Ask someone to name the ingredients in beer, and it’s likely they will mention barley, hops or maybe wheat. But how about rice? Or sorghum? Today, these are some of the crops being used in Heineken’s African breweries, and it’s African smallholders who are growing them.
Heineken operates 56 production sites across Africa, producing a range of beer brands for local markets. Those markets are growing bigger by the day, with the continent’s overall middle-class population forecast to grow from 350 million in 2010 to 1.1 billion by 2060. The challenge is how to serve that market in the most sustainable way.
Local sourcing is a key part of the solution. Heineken began operations in what is now the Democratic Republic of Congo back in 1923, and until fairly recently it was common practice to import ingredients such as barley from Europe, for local brewing all over Africa. That has now changed, with the company setting itself an ambition to source 60% of all its agricultural raw materials from African farmers by 2020.
Since 2011, that target has translated into various different projects on the ground: farmers are being supported to grow maize in Rwanda, sorghum in Sierra Leone, and barley in Ethiopia, all of which are being used in Heineken’s local beer brewing processes. Prior to 2011, other local sourcing projects had already kicked off in; Nigeria in 1989 and in both the DRC and Burundi in 2009, involving more than 100,000 smallholders farmers in total.
Local sourcing has clear benefits for both Heineken and the smallholders in its host countries, says Paul Stanger, local sourcing director for Africa and the Middle East.

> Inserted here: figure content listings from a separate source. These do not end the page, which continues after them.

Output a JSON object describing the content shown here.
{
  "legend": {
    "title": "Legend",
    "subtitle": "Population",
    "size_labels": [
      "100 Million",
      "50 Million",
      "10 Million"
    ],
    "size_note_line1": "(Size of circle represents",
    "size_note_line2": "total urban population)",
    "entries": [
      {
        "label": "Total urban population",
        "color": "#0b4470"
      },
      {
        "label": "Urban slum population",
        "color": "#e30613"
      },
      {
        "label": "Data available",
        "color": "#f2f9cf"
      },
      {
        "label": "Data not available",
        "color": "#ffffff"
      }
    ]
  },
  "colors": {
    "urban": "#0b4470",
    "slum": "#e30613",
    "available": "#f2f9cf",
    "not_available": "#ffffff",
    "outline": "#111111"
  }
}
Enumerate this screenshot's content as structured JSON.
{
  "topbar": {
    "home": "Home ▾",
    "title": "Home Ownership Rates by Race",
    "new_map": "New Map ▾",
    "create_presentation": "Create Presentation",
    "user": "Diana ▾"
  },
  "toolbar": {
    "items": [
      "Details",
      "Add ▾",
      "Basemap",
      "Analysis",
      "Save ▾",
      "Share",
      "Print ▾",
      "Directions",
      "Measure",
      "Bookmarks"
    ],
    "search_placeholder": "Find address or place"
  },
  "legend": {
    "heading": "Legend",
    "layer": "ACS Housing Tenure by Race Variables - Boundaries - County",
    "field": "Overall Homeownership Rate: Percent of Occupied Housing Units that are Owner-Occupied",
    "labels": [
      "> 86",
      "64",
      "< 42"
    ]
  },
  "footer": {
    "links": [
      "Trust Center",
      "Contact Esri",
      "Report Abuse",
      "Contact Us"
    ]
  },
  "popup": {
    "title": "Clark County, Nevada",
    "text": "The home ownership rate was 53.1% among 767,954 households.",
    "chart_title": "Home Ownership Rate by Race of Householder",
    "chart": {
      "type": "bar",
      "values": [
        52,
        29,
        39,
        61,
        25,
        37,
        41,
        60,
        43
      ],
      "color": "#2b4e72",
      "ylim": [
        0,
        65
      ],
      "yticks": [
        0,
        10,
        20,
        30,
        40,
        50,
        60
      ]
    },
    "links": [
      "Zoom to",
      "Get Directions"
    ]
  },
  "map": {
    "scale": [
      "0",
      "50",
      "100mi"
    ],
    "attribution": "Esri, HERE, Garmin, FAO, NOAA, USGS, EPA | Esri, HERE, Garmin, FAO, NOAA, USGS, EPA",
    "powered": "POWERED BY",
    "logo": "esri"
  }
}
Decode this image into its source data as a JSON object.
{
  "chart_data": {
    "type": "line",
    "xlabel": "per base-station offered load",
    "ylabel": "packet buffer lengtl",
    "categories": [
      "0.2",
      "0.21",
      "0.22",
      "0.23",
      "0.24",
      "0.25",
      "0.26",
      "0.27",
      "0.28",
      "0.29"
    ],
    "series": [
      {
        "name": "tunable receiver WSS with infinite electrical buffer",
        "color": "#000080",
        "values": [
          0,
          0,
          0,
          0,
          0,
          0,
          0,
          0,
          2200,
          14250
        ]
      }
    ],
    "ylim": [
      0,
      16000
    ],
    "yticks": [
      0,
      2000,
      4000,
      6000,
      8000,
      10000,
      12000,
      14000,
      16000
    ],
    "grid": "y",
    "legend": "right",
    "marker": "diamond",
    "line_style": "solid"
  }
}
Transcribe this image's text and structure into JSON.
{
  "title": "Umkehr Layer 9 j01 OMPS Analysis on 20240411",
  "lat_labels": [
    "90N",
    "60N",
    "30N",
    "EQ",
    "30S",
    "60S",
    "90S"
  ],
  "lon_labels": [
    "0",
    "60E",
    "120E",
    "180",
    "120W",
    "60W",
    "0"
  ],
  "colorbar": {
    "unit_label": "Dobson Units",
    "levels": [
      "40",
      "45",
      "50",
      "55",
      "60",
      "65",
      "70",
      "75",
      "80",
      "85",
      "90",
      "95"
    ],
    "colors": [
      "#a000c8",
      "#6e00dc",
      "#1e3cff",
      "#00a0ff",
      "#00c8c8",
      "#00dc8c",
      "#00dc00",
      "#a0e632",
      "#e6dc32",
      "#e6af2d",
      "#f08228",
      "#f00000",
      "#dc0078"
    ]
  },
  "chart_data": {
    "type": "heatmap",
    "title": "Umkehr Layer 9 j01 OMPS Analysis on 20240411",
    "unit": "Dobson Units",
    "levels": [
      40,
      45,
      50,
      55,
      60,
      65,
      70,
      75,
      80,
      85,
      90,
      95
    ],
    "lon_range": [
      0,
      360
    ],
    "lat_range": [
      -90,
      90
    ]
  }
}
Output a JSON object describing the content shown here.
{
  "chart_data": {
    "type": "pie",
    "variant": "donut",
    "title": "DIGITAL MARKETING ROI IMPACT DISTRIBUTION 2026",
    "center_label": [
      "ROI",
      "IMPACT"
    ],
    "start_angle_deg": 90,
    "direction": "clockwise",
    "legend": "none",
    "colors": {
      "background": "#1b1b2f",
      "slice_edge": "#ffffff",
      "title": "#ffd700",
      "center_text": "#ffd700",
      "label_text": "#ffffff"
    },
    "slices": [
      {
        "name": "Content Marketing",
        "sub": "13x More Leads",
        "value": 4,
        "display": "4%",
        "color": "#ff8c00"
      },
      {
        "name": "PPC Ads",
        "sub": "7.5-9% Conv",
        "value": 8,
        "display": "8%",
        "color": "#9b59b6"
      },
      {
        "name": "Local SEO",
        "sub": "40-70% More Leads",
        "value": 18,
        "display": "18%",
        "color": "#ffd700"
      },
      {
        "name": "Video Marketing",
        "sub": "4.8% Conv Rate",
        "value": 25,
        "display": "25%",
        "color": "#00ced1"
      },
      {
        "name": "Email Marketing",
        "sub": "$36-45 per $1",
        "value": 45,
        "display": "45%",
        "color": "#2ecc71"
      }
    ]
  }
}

“In the DRC, for example, rice production was previously very fragmented and farmers were achieving low yields. We’re working with our partners on the ground to organise these farmers into groups and provide them with training and access to better seeds. By providing a market that wasn’t there before, we’ve enabled them to grow more, sell some to us, and improve their own food security and livelihoods.”
Heineken itself also benefits from having a stable local value chain for its raw ingredients. Importing barley means transport costs, and the goods are subject to import duties, which costs more money and can cause delays. There’s also the carbon footprint of transportation to take into account. African currencies are also more prone to fluctuation, so local sourcing removes that impact from the equation. Overall, it simply creates a more stable sourcing platform.
Making this work on the ground does require strong partnerships, however. The DRC project is a public-private partnership (PPP) between Heineken, the Dutch government and the development organisation EU-Cord. Heineken is currently running 5 others PPPs within Africa - in Ethiopia, Nigeria, South Africa, Sierra Leone and Burundi.
These partnerships have been essential to getting the necessary inputs to farmers, such as improved seeds and fertilisers. The improved seeds are often existing varieties already being used elsewhere in the country or in the world, but which haven’t been used in these particular communities before. This approach has already provided good results in Ethiopia where improved barley seeds have doubled the yields per hectare. Information and training on these inputs and modern farming methods has been delivered by EU-Cord’s partners, who are closer to the communities and better equipped to share information in local languages.
“We have six breweries dotted around DRC and you have to look at each one as its own supply chain,” says Stanger. “It takes thousands of individual smallholders to supply a brewery. Our lead NGO partner, EU-Cord, has worked with smaller NGO partners in each region to identify, organise and support farmers. Agronomists go to these communities, often setting up demonstration plots and talking about the importance of effective planting, weeding and applying fertilizer at the right time.”
Results from a 2013 impact study showed that between 2009 and 2012, total rice production and yield per farmer both increased by 62%. In Kinshasa alone, average income per farmer went up by 323%. The project is estimated to have injected 26m euros into the DRC’s economy.
For participating smallholders, these investments places them on a more secure footing, both in terms of their own livelihoods and as participants in a value chain. And if the providers of raw materials are more secure, that translates into a more secure value chain for those further along – such as Heineken.
“Africa and the Middle East accounts for about 15% of our volume and 15% of our revenue,” says Stanger. “But it’s growing quite significantly, so over time it will become even more important.”
Stanger acknowledges that building up a value chain in relatively unstable countries is challenging. The lack of infrastructure in many countries adds to that complexity. But at the same time, investing in local sourcing on a continent where 70% of the population lives in rural areas is an important part of ensuring the business can meet growing demand sustainably and support the inclusive growth of Africa.
“We are continuing to grow as the African beer market grows. And every African government has agricultural development as a key priority, so we have a dialogue now with agriculture ministers in many countries which we wouldn’t otherwise have had. It’s definitely hard work, and not an easy journey. But the benefits to the farmer, and to the business, are what drives us. We are truly growing together.”